Bukan hanya biografi Bung Karno, biografi tokoh nasional lainnya pun diterbitkan Gunung Agung. Mulai dari Bung Hatta, Sri Sultan Hamengku Buwono IX, Adam Malik, hingga Sjafrudin Prawiranegara.

Kepemimpinan Baru yang Tak Secemerlang Dulu

Gunung Agung kian jaya. Cabangnya dibuka sampai ke Tokyo, Jepang pada 1965 dan pameran buku dilaksanakan hingga Malaysia dan Singapura. Diversifikasi bisnis pun dilakukan pada era 1970-an dengan membuka ritel, jasa pariwisata, dan perhotelan..
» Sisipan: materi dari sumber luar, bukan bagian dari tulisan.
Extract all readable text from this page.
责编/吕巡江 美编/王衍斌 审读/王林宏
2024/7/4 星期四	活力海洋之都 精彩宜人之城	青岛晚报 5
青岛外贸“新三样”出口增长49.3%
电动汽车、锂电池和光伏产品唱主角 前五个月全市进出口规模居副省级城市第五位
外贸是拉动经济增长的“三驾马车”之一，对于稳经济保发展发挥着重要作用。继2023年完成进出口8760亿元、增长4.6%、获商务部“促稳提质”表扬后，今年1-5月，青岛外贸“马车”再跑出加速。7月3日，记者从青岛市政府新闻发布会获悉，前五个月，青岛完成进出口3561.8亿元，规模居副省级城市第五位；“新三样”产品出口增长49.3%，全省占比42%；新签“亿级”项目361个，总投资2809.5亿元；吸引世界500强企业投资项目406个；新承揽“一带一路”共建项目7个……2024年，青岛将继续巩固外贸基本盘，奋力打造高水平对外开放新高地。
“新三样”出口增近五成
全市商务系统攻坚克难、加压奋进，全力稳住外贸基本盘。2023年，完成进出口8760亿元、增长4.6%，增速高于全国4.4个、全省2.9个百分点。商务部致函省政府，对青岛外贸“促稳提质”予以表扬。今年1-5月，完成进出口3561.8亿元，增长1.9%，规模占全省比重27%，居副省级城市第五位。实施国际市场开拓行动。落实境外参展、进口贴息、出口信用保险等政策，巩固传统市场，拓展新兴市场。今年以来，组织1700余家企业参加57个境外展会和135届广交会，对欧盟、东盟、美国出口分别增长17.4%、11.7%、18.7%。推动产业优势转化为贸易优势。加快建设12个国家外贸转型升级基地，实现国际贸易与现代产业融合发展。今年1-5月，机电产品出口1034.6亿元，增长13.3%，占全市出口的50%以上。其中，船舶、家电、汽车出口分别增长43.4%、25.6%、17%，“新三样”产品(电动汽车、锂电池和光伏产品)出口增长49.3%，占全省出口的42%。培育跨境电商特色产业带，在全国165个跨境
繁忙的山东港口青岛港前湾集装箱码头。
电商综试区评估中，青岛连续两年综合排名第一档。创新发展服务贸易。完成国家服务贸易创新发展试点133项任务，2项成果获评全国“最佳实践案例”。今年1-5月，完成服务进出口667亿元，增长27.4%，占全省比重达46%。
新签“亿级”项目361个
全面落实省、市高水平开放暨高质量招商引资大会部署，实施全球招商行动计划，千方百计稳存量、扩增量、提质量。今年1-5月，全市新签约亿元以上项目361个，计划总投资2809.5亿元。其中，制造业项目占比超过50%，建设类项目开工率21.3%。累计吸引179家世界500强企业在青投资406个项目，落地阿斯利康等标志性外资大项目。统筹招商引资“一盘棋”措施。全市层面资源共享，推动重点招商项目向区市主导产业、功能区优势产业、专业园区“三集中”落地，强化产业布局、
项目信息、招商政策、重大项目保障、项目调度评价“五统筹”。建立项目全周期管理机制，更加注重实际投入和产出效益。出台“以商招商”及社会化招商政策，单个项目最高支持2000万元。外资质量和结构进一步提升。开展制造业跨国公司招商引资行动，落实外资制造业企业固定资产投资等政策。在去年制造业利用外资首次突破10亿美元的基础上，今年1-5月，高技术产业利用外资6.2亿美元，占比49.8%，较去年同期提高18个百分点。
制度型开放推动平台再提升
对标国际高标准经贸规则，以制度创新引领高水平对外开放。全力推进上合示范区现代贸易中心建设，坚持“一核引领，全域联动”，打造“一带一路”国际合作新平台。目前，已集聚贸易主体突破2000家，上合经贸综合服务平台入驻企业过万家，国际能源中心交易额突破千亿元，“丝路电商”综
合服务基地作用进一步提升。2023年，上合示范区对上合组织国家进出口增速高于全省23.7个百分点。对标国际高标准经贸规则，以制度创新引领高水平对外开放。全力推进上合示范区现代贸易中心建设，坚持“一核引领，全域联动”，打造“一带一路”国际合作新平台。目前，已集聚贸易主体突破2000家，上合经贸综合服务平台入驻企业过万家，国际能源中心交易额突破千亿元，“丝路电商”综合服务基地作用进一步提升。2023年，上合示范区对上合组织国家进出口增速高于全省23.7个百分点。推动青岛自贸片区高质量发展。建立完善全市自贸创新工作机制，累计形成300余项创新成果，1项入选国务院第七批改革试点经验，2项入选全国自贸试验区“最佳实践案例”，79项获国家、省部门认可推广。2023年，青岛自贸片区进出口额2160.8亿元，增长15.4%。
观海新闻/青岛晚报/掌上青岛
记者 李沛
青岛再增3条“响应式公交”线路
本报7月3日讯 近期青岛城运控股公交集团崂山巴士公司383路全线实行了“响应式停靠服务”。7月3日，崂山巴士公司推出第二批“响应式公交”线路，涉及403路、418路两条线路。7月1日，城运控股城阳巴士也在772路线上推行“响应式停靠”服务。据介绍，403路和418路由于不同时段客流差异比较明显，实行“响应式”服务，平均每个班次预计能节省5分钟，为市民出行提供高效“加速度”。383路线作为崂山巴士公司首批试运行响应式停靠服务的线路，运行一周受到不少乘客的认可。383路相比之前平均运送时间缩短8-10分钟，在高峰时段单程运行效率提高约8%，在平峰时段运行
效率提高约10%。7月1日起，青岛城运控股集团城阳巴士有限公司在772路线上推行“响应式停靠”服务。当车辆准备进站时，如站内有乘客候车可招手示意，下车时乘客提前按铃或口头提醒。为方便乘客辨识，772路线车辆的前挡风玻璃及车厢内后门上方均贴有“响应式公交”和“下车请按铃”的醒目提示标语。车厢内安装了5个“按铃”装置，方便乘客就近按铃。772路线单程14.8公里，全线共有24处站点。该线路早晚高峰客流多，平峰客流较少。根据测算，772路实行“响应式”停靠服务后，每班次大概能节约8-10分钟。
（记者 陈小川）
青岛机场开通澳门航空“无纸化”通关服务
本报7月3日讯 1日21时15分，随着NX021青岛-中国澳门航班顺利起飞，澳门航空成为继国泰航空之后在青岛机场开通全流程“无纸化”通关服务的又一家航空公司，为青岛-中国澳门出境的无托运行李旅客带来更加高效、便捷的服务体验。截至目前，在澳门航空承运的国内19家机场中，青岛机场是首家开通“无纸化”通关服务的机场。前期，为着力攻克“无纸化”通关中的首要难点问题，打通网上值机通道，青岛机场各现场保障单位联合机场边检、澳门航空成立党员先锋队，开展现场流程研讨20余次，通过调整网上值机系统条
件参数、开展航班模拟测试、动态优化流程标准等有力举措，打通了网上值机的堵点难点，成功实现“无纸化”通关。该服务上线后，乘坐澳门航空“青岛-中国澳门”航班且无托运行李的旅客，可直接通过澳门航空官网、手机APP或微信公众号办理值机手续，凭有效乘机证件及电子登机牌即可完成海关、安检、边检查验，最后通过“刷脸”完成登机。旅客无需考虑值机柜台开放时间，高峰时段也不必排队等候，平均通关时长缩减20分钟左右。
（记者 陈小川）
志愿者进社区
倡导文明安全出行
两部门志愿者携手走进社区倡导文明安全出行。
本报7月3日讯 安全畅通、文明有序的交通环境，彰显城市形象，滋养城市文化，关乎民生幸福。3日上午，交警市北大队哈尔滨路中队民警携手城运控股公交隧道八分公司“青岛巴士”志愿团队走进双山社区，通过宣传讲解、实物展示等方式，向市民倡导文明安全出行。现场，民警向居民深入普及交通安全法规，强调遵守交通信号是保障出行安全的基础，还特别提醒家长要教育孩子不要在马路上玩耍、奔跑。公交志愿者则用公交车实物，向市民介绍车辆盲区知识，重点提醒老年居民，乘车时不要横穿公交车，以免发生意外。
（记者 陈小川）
Di usianya yang sudah lewat setengah abad, Masagung mulai mundur dari bisnis ini. Baton kepemimpinan pun perlahan diserahkan pada putra-putranya: Putra Masagung, Oka Masagung, dan Ketut Masagung.

Barulah pada 1989, pengelolaan toko ini diserahkan pada tangan profesional. Pada 1992, mereka membuat manuver baru yakni melantai di Bursa Efek Jakarta dengan kode TKGA. Namun empat tahun kemudian, Masagung memutuskan untuk menjual dan menyerahkan saham perusahaan ini pada tiga putranya. 

Sayangnya pada 16 November 2017, saham TKGA resmi didepak BEI karena mengalami peristiwa yang berpengaruh negatif terhadap kelangsungan usaha.